Çarşamba günkü yazımın ilk paragrafında belirttiğim ”Karakolda doğru söyler mahkemede şaşar” şarkısında olduğu gibi muhalefette iken veya işlerine gelmeyen iktidarı yıkabilmek veya yıkılmasından sonra basına hürriyet üstüne hürriyetler getirenlerin bu demokratlıkları ve hoşgörülüğü Nasrettin hoca merhumun ”Fincancı katırlarını ürkütmez isen hiçbir tehlike yoktur.” sözündeki gibi fincancı katırlarını ürkütünceye kadar sürüyordu.!!!
27 MAYIS CUNTASI DP DÖNEMİNDEKİ DİREK VE DOLAYLI SANSÜRÜ KALDIRIRKEN 1 SENE SONRA KENDİ ALEYHİNDE BULDUKLARI YAZIYLA AZİZ NESİN’LE İHSAN ADA TUTUKLANDI
Demokrat Parti iktidarının ortasından itibaren ağır takibata maruz kalan basın 27 Mayıs Darbesi'ni olumlu karşıladı.
Millî Birlik Komitesi yürürlükteki basın kanunu kaldırıp, resmi ilan dağıtımını kurdukları Basın İlan Kurumunu düzene sokarak gazetecilerin haklarını düzenleyen 212 Sayılı Kanun'u çıkardılar.
Gazetecilere bu kanunla tanınan haklar gazete sahiplerinin tepkisini çekmiş; Akşam, Cumhuriyet, Dünya, Hürriyet, Milliyet, Tercüman, Vatan, Yeni İstanbul, Yeni Sabah gazetelerinin sahipleri protesto amacıyla(gaye ve maksadıyla) 12, 13 ve 14 Ocak 1961 tarihlerinde gazete çıkarmayacaklarını açıkladılar.
Buna karşın(yani patronların bu tepkilerine karşı olarak gazeteciler patronlarının gazetelerini yayınlamadıkları günlerde)üç gün boyunca üç gün Basın gazetesini çıkarttılar..

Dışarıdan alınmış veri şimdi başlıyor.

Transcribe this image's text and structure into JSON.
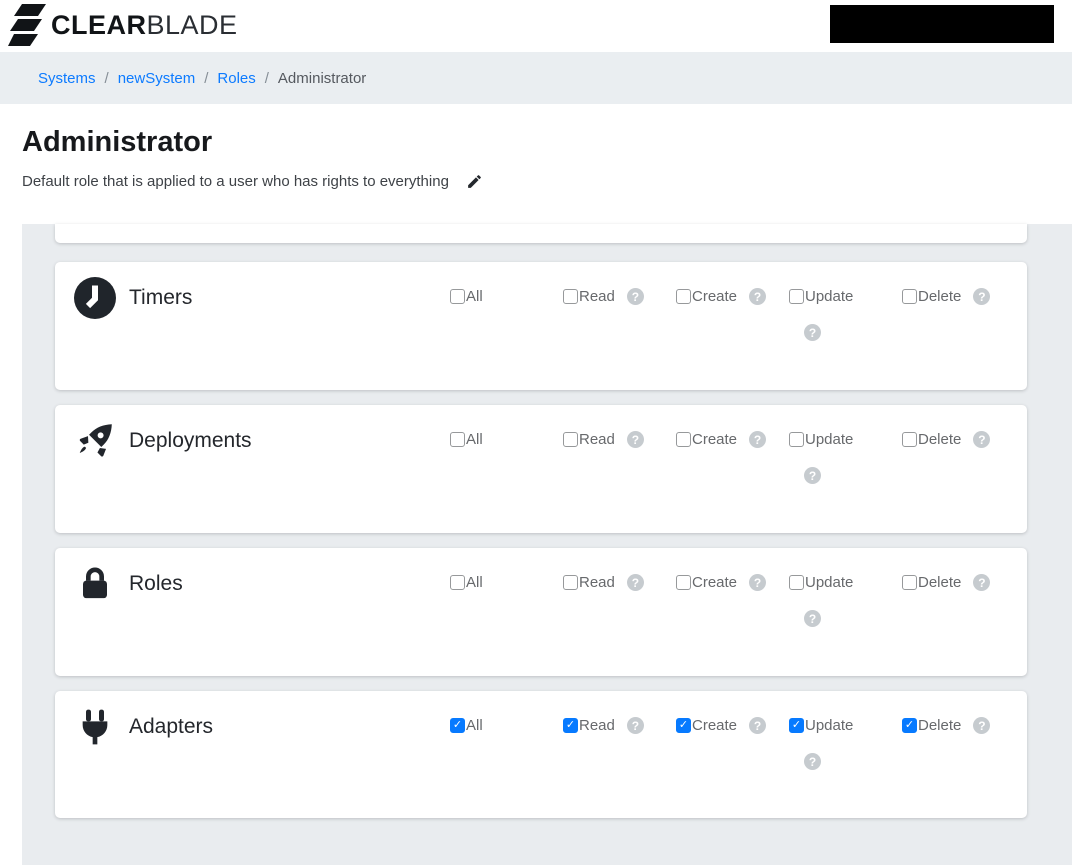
{
  "brand": {
    "name_bold": "CLEAR",
    "name_light": "BLADE"
  },
  "breadcrumb": {
    "separator": "/",
    "items": [
      {
        "label": "Systems",
        "link": true
      },
      {
        "label": "newSystem",
        "link": true
      },
      {
        "label": "Roles",
        "link": true
      },
      {
        "label": "Administrator",
        "link": false
      }
    ]
  },
  "page": {
    "title": "Administrator",
    "subtitle": "Default role that is applied to a user who has rights to everything"
  },
  "permissions": {
    "columns": [
      "All",
      "Read",
      "Create",
      "Update",
      "Delete"
    ],
    "sections": [
      {
        "name": "Timers",
        "icon": "clock-icon",
        "checks": {
          "all": false,
          "read": false,
          "create": false,
          "update": false,
          "delete": false
        }
      },
      {
        "name": "Deployments",
        "icon": "rocket-icon",
        "checks": {
          "all": false,
          "read": false,
          "create": false,
          "update": false,
          "delete": false
        }
      },
      {
        "name": "Roles",
        "icon": "lock-icon",
        "checks": {
          "all": false,
          "read": false,
          "create": false,
          "update": false,
          "delete": false
        }
      },
      {
        "name": "Adapters",
        "icon": "plug-icon",
        "checks": {
          "all": true,
          "read": true,
          "create": true,
          "update": true,
          "delete": true
        }
      }
    ]
  },
  "colors": {
    "link_blue": "#0d7bff",
    "checked_blue": "#077aff",
    "help_gray": "#c6cbcf",
    "panel_bg": "#e9ecef",
    "icon_dark": "#22262c"
  }
}
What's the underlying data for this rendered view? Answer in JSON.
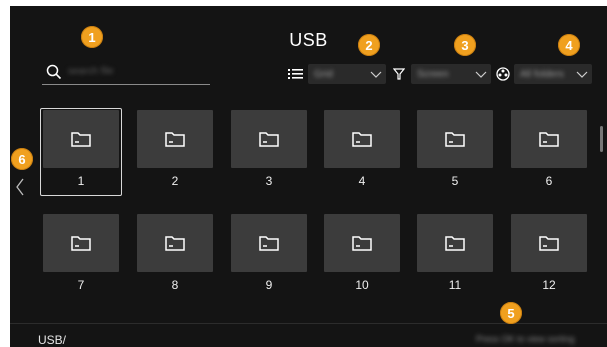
{
  "header": {
    "title": "USB"
  },
  "search": {
    "placeholder": "search file",
    "icon": "search-icon"
  },
  "controls": {
    "view": {
      "icon": "list-icon",
      "value": "Grid"
    },
    "filter": {
      "icon": "filter-icon",
      "value": "Screen"
    },
    "source": {
      "icon": "source-icon",
      "value": "All folders"
    }
  },
  "folders": [
    {
      "label": "1"
    },
    {
      "label": "2"
    },
    {
      "label": "3"
    },
    {
      "label": "4"
    },
    {
      "label": "5"
    },
    {
      "label": "6"
    },
    {
      "label": "7"
    },
    {
      "label": "8"
    },
    {
      "label": "9"
    },
    {
      "label": "10"
    },
    {
      "label": "11"
    },
    {
      "label": "12"
    }
  ],
  "footer": {
    "path": "USB/",
    "hint": "Press OK to view sorting"
  },
  "callouts": [
    "1",
    "2",
    "3",
    "4",
    "5",
    "6"
  ],
  "colors": {
    "background": "#141414",
    "tile": "#3c3c3c",
    "callout": "#f0a01f",
    "focus_border": "#d8d8d8"
  }
}
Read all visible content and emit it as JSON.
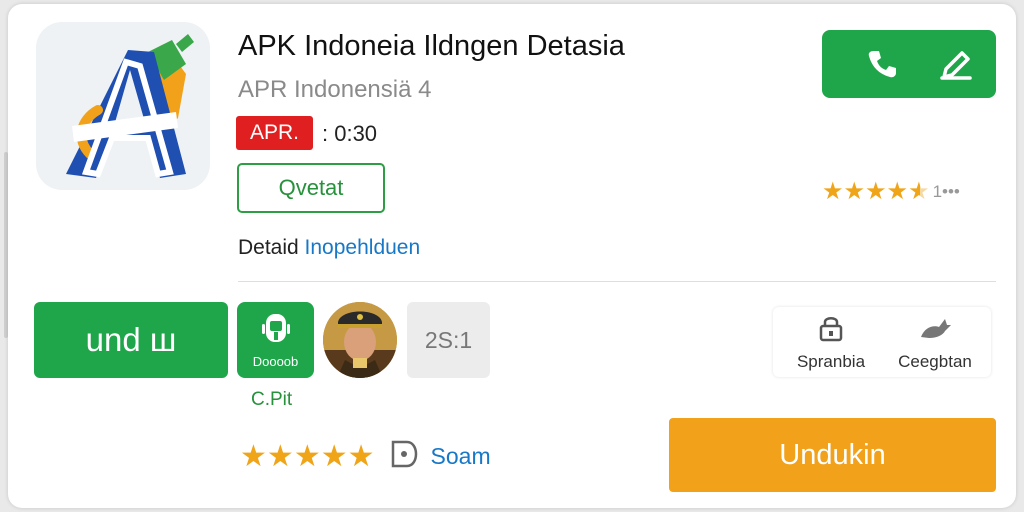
{
  "app": {
    "title": "APK Indoneia Ildngen Detasia",
    "subtitle": "APR Indonensiä 4",
    "badge": "APR.",
    "time": ": 0:30",
    "outline_button": "Qvetat",
    "detail_label": "Detaid",
    "detail_link": "Inopehlduen"
  },
  "rating": {
    "top_stars": 4.5,
    "top_count": "1•••",
    "bottom_stars": 5
  },
  "actions": {
    "download_left": "und ш",
    "android_tile_label": "Doooob",
    "android_caption": "C.Pit",
    "count_tile": "2S:1",
    "side_item_1": "Spranbia",
    "side_item_2": "Ceegbtan",
    "save_label": "Soam",
    "download_main": "Undukin"
  },
  "colors": {
    "green": "#1fa64a",
    "orange": "#f2a21a",
    "red": "#e02020",
    "link": "#1878c8",
    "star": "#f0a418"
  },
  "icons": [
    "app-logo-icon",
    "phone-icon",
    "edit-icon",
    "android-icon",
    "lock-icon",
    "bird-icon",
    "info-tag-icon"
  ]
}
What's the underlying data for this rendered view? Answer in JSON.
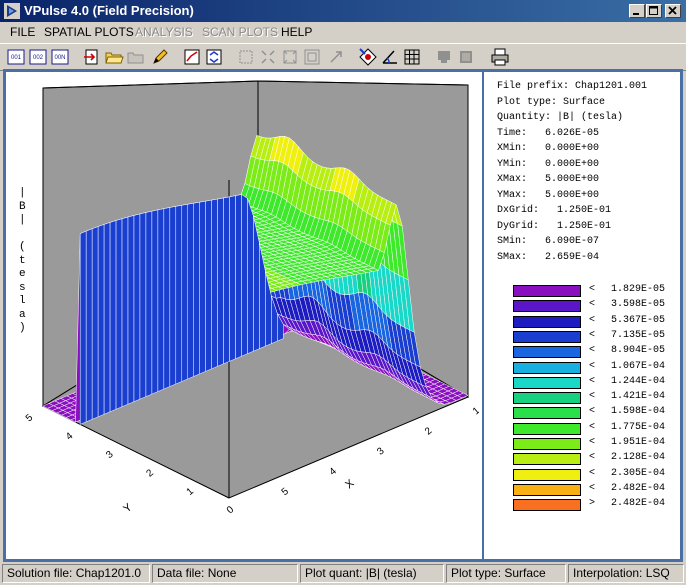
{
  "window": {
    "title": "VPulse 4.0 (Field Precision)"
  },
  "menu": [
    {
      "label": "FILE",
      "enabled": true
    },
    {
      "label": "SPATIAL PLOTS",
      "enabled": true
    },
    {
      "label": "ANALYSIS",
      "enabled": false
    },
    {
      "label": "SCAN PLOTS",
      "enabled": false
    },
    {
      "label": "HELP",
      "enabled": true
    }
  ],
  "toolbar": {
    "btn1": "001",
    "btn2": "002",
    "btn3": "00N"
  },
  "plot": {
    "y_axis_title": [
      "|",
      "B",
      "|",
      "",
      "(",
      "t",
      "e",
      "s",
      "l",
      "a",
      ")"
    ],
    "left_axis_label": "Y",
    "right_axis_label": "X",
    "left_ticks": [
      "5",
      "4",
      "3",
      "2",
      "1",
      "0"
    ],
    "right_ticks": [
      "5",
      "4",
      "3",
      "2",
      "1"
    ]
  },
  "info": {
    "lines": [
      "File prefix: Chap1201.001",
      "Plot type: Surface",
      "Quantity: |B| (tesla)",
      "Time:   6.026E-05",
      "XMin:   0.000E+00",
      "YMin:   0.000E+00",
      "XMax:   5.000E+00",
      "YMax:   5.000E+00",
      "DxGrid:   1.250E-01",
      "DyGrid:   1.250E-01",
      "SMin:   6.090E-07",
      "SMax:   2.659E-04"
    ]
  },
  "legend": [
    {
      "sym": "<",
      "value": "1.829E-05",
      "color": "#8a0fbf"
    },
    {
      "sym": "<",
      "value": "3.598E-05",
      "color": "#5a16c8"
    },
    {
      "sym": "<",
      "value": "5.367E-05",
      "color": "#1c1cc0"
    },
    {
      "sym": "<",
      "value": "7.135E-05",
      "color": "#1a3fd0"
    },
    {
      "sym": "<",
      "value": "8.904E-05",
      "color": "#1a66e0"
    },
    {
      "sym": "<",
      "value": "1.067E-04",
      "color": "#17b0e0"
    },
    {
      "sym": "<",
      "value": "1.244E-04",
      "color": "#1ad8c8"
    },
    {
      "sym": "<",
      "value": "1.421E-04",
      "color": "#17d080"
    },
    {
      "sym": "<",
      "value": "1.598E-04",
      "color": "#2ae04a"
    },
    {
      "sym": "<",
      "value": "1.775E-04",
      "color": "#3ee82a"
    },
    {
      "sym": "<",
      "value": "1.951E-04",
      "color": "#7cec18"
    },
    {
      "sym": "<",
      "value": "2.128E-04",
      "color": "#b8ee12"
    },
    {
      "sym": "<",
      "value": "2.305E-04",
      "color": "#f0f010"
    },
    {
      "sym": "<",
      "value": "2.482E-04",
      "color": "#f8b012"
    },
    {
      "sym": ">",
      "value": "2.482E-04",
      "color": "#f87020"
    }
  ],
  "status": {
    "solution": "Solution file: Chap1201.0",
    "data": "Data file: None",
    "quant": "Plot quant: |B| (tesla)",
    "type": "Plot type: Surface",
    "interp": "Interpolation: LSQ"
  }
}
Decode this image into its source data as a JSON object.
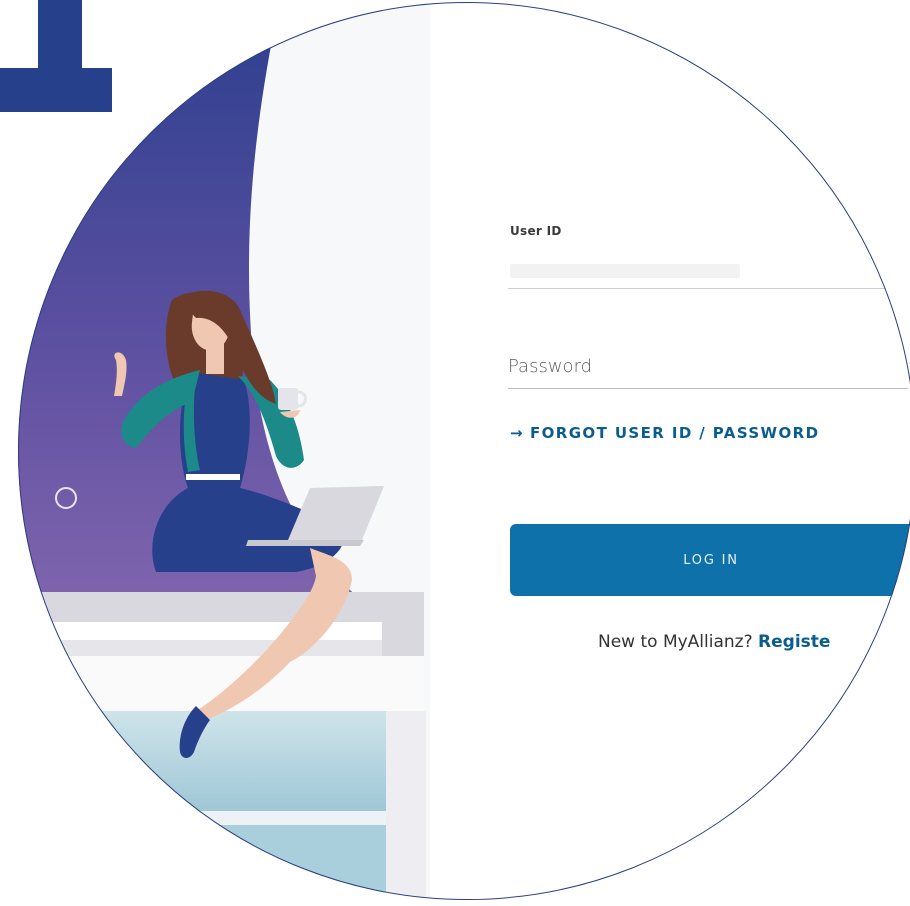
{
  "login_form": {
    "user_id_label": "User ID",
    "user_id_value": "",
    "password_placeholder": "Password",
    "forgot_arrow": "→",
    "forgot_label": "FORGOT USER ID / PASSWORD",
    "login_button_label": "LOG IN",
    "register_prompt": "New to MyAllianz?",
    "register_link": "Registe"
  },
  "colors": {
    "brand_blue": "#0e71aa",
    "link_blue": "#0a5d8c",
    "corner_mark": "#26408b",
    "outline": "#2c3f80"
  },
  "icons": [
    "arrow-right-icon",
    "ring-icon"
  ]
}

1 Mart 1961 tarihinde Vatan'daki bir yazısı nedeniyle tutuklanan Aziz Nesin ve yazı işleri müdürü İhsan Ada yeni dönemde tutuklanan ilk gazeteciler oldular.
1961 Anayasası ile önceki dönemlere nazaran örgütlenme ve ifade özgürlüğü(hürriyeti/istiklali) haklarındaki olumlu değişim politik haberciliğin gelişmesini sağlamış; solcu, ülkücü ve İslamcı(Dindarlar)’cıların çok sayıda yayını piyasaya çıktı.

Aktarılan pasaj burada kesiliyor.